Cincuenta años más tarde, cuando Potter vuelve sobre la necesidad de crear un campo de reflexión determinado por el término bioética –en una segunda fundación- el contexto social y cultural ha cambiado; a veinticinco años de la otra guerra mundial que ha vuelto a romper la escena humana con el horror, se suma la interrogación del campo médico ante el incremento fenomenal de los adelantos científico-tecnológicos y los límites de su utilización en el hombre. La gran diferencia de esta época radica en la consideración de lo que Michel Foucault –en 1972− denominó biopolítica, partiendo de la aseveración que define al cuerpo como un producto construido por la práctica discursiva biopolítica. Según su concepción, cuando el Estado opera la gobernabilidad (gouvernamentalité) sustentada en el control y cálculo sobre los cuerpos, se instituye lo biopolítico como forma del poder. Las condiciones que participan en lo específico de la biopolítica son: el individuo, en la medida que al ligarse a la noción de especie, cada individuo pasa a ser reemplazable por otro, asociado esto al liberalismo y su forma de producción en relación al mercado; la medicina, como el discurso que instaura saber hegemónico sobre el hombre, desconociendo el campo de la subjetividad al subsumir lo humano a la condición de viviente; por último y, al modo de síntesis entre los puntos enumerados, la población, que resulta un criterio de agrupamiento de los individuos en relación a un rasgo o condición (por sexo, edad, etc).

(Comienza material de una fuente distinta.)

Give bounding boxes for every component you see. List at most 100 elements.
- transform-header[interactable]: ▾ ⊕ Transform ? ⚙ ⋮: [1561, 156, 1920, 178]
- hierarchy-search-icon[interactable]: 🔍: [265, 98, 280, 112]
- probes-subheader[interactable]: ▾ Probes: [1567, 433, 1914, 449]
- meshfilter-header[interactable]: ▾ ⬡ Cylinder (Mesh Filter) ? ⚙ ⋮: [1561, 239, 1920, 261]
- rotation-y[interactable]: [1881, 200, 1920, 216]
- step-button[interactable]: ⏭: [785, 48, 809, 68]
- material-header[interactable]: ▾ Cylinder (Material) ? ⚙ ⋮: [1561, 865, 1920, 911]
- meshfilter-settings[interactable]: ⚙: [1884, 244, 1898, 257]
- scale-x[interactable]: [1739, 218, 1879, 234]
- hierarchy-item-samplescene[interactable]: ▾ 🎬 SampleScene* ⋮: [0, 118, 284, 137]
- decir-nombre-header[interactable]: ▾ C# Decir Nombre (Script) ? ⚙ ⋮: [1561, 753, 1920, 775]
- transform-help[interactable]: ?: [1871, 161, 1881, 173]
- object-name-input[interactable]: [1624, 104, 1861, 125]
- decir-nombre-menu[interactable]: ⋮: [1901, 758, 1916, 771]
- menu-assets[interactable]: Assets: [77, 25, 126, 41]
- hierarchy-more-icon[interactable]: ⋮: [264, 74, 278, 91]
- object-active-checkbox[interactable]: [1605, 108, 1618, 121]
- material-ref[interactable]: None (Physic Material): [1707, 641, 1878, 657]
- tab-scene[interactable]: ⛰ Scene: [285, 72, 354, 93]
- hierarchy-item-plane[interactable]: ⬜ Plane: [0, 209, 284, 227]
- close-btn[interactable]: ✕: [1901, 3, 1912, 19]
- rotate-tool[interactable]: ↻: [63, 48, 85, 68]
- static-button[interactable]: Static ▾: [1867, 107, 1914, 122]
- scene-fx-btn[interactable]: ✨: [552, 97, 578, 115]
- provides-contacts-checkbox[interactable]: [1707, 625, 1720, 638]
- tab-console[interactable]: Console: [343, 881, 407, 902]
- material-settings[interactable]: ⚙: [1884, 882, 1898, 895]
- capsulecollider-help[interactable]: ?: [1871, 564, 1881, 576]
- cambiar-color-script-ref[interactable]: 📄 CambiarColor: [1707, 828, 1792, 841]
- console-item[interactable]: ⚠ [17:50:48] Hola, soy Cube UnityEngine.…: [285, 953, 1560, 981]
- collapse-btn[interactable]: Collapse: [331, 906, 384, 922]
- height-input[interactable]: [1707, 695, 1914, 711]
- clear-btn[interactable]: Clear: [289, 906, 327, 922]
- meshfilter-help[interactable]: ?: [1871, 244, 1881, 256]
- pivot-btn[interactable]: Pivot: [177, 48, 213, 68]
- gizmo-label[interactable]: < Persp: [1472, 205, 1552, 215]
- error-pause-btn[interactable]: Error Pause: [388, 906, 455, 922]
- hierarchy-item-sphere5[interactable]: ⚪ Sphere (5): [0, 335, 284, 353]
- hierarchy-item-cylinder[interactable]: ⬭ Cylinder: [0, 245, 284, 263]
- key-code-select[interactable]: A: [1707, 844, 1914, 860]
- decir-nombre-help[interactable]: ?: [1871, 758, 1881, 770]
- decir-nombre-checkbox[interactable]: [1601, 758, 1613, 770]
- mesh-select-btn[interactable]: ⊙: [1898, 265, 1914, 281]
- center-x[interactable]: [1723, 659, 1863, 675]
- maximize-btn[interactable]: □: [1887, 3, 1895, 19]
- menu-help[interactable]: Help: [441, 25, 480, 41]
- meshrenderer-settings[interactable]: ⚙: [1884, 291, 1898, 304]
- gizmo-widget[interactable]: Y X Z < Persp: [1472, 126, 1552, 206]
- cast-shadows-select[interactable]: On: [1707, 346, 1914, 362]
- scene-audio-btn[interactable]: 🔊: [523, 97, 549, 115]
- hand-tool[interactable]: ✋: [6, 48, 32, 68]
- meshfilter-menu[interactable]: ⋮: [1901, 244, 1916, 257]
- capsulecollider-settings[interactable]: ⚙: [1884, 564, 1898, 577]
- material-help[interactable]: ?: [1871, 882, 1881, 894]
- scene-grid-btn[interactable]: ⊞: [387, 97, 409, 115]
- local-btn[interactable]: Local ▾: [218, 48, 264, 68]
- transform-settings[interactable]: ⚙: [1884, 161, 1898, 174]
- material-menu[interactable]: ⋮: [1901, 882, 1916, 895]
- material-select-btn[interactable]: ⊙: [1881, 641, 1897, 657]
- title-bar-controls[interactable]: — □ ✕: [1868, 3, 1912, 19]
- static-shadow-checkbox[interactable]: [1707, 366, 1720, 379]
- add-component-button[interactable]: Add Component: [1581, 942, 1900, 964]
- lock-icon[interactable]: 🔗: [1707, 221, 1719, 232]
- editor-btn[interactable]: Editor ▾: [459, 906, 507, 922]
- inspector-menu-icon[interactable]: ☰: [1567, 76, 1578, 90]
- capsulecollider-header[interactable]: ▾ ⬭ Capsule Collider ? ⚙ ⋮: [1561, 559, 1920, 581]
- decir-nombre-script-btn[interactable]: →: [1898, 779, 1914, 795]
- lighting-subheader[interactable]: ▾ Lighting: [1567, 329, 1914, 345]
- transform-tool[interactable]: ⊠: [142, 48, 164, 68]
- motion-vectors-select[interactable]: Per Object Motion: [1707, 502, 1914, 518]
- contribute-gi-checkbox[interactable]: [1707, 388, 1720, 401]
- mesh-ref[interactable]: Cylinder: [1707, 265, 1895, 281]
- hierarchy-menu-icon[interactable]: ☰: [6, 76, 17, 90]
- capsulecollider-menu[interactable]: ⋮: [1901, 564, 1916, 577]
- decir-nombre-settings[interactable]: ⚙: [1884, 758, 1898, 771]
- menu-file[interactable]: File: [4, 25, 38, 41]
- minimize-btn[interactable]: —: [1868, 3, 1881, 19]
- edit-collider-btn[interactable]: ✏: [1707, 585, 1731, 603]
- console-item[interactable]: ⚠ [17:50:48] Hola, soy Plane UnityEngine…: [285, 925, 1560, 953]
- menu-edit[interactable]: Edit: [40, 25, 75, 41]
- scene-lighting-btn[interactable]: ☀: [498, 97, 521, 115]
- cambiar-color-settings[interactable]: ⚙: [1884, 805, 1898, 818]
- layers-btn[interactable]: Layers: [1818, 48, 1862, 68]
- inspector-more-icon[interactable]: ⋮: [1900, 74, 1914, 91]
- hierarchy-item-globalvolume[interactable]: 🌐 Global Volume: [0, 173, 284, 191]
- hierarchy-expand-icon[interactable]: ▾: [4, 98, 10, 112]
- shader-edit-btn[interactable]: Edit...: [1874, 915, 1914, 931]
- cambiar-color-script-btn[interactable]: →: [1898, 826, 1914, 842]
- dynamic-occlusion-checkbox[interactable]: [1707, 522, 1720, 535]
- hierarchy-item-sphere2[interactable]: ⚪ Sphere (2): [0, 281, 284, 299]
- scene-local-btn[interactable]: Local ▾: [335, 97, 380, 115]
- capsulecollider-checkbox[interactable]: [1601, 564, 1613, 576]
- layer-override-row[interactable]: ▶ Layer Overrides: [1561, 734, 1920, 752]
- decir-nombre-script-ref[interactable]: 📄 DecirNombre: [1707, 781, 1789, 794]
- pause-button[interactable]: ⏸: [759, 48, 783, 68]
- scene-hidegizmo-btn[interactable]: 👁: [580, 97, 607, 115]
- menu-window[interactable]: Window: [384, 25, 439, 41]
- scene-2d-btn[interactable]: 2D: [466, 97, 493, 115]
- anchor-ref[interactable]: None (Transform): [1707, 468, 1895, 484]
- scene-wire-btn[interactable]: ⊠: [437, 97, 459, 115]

Por otra parte, es necesario incluir, para comprender cómo se construye el conflicto que lleva a propiciar la proclamación de la bioética, la noción de persona, tal como lo plantea Roberto Espósito en su libro “Tercera persona. Política de la vida y filosofía de lo impersonal” (2009). La idea central de su argumentación gira en torno a la concepción de persona, fundamentalmente en su acepción jurídica, en la medida que opera la no coincidencia entre lo que este término involucra y el cuerpo biológico. De este modo, la gran cuestión es, para los criterios liberales, que la persona es dueña de su cuerpo, por lo tanto al momento de decidir sobre intervenciones extremas sobre el cuerpo, surgen dilemas (bio) éticos respecto de quién puede arrogarse la potestad de resolver.

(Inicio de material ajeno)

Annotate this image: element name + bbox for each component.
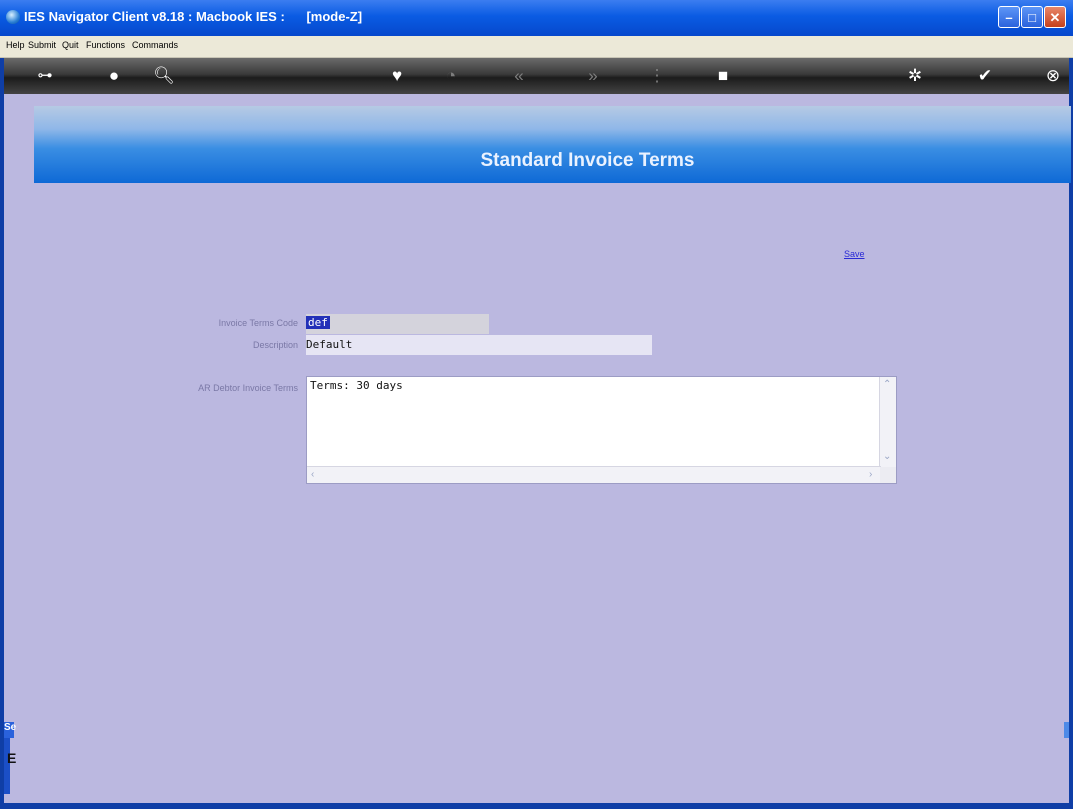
clock-icon[interactable]: ◔ (436, 61, 466, 91)
menu-quit[interactable]: Quit (62, 40, 79, 50)
page-title: Standard Invoice Terms (480, 150, 695, 171)
key-icon[interactable]: ⊶ (30, 61, 60, 91)
invoice-terms-code-value: def (306, 316, 330, 329)
menu-bar: Help Submit Quit Functions Commands (0, 36, 1073, 58)
toolbar: ⊶ ● 🔍︎ ♥ ◔ « » ⋮ ■ ✲ ✔ ⊗ (4, 58, 1069, 94)
save-link[interactable]: Save (844, 249, 865, 259)
heart-icon[interactable]: ♥ (382, 61, 412, 91)
side-panel-glyph: E (7, 750, 17, 766)
menu-help[interactable]: Help (6, 40, 25, 50)
invoice-terms-code-field[interactable]: def (306, 314, 489, 334)
right-edge-tab[interactable] (1064, 722, 1069, 738)
tree-icon[interactable]: ⋮ (642, 61, 672, 91)
check-icon[interactable]: ✔ (970, 61, 1000, 91)
ar-debtor-invoice-terms-label: AR Debtor Invoice Terms (198, 383, 298, 393)
description-field[interactable]: Default (306, 335, 652, 355)
help-icon[interactable]: ● (99, 61, 129, 91)
maximize-button[interactable]: □ (1021, 6, 1043, 28)
close-icon[interactable]: ⊗ (1038, 61, 1068, 91)
forward-icon[interactable]: » (578, 61, 608, 91)
description-label: Description (252, 340, 298, 350)
close-window-button[interactable]: ✕ (1044, 6, 1066, 28)
horizontal-scrollbar[interactable]: ‹ › (307, 466, 881, 483)
rewind-icon[interactable]: « (504, 61, 534, 91)
scrollbar-corner (880, 467, 896, 483)
ar-debtor-invoice-terms-value: Terms: 30 days (310, 379, 403, 392)
menu-submit[interactable]: Submit (28, 40, 56, 50)
scroll-down-icon[interactable]: ⌄ (883, 451, 891, 462)
vertical-scrollbar[interactable]: ⌃ ⌄ (879, 377, 896, 467)
application-window: IES Navigator Client v8.18 : Macbook IES… (0, 0, 1073, 809)
scroll-left-icon[interactable]: ‹ (311, 469, 314, 480)
menu-commands[interactable]: Commands (132, 40, 178, 50)
menu-functions[interactable]: Functions (86, 40, 125, 50)
minimize-button[interactable]: – (998, 6, 1020, 28)
scroll-up-icon[interactable]: ⌃ (883, 379, 891, 390)
page-banner: Standard Invoice Terms (34, 106, 1071, 183)
invoice-terms-code-label: Invoice Terms Code (218, 318, 298, 328)
ar-debtor-invoice-terms-textarea[interactable]: Terms: 30 days ⌃ ⌄ ‹ › (306, 376, 897, 484)
app-globe-icon (6, 10, 20, 24)
scroll-right-icon[interactable]: › (869, 469, 872, 480)
window-title: IES Navigator Client v8.18 : Macbook IES… (24, 9, 363, 24)
settings-icon[interactable]: ✲ (900, 61, 930, 91)
search-icon[interactable]: 🔍︎ (149, 61, 179, 91)
content-area: Standard Invoice Terms Save Invoice Term… (4, 94, 1071, 803)
side-tab[interactable]: Se (4, 722, 16, 738)
stop-icon[interactable]: ■ (708, 61, 738, 91)
title-bar[interactable]: IES Navigator Client v8.18 : Macbook IES… (0, 0, 1073, 36)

Puestas en escena las variables que intervienen en el análisis de la existencia del término bioética, sobre su pertinencia en generar un recorte sobre el amplio campo de la reflexión ética, concluimos pensando que cada vez vuelve a imponerse en una insistencia sintomática de lo que intentando resolver un padecimiento sólo muestra el punto de falla, la subjetividad no puede reducirse al viviente.
Referencias:
Agamben, G. (2005) “Lo abierto. El hombre y el animal”. Pre-textos, España.
Agamben, G. (2001) “Infancia e historia”. Adriana Hidalgo, Buenos Aires.
Foucault, M. (2006) “El nacimiento de la biopolítica”. Fondo de Cultura Económica, Buenos Aires.
Lanz, F. Película “Metrópolis”. Alemania, 1927.
Mann, T.: (2006) “La montaña mágica” Edhasa, Buenos Aires.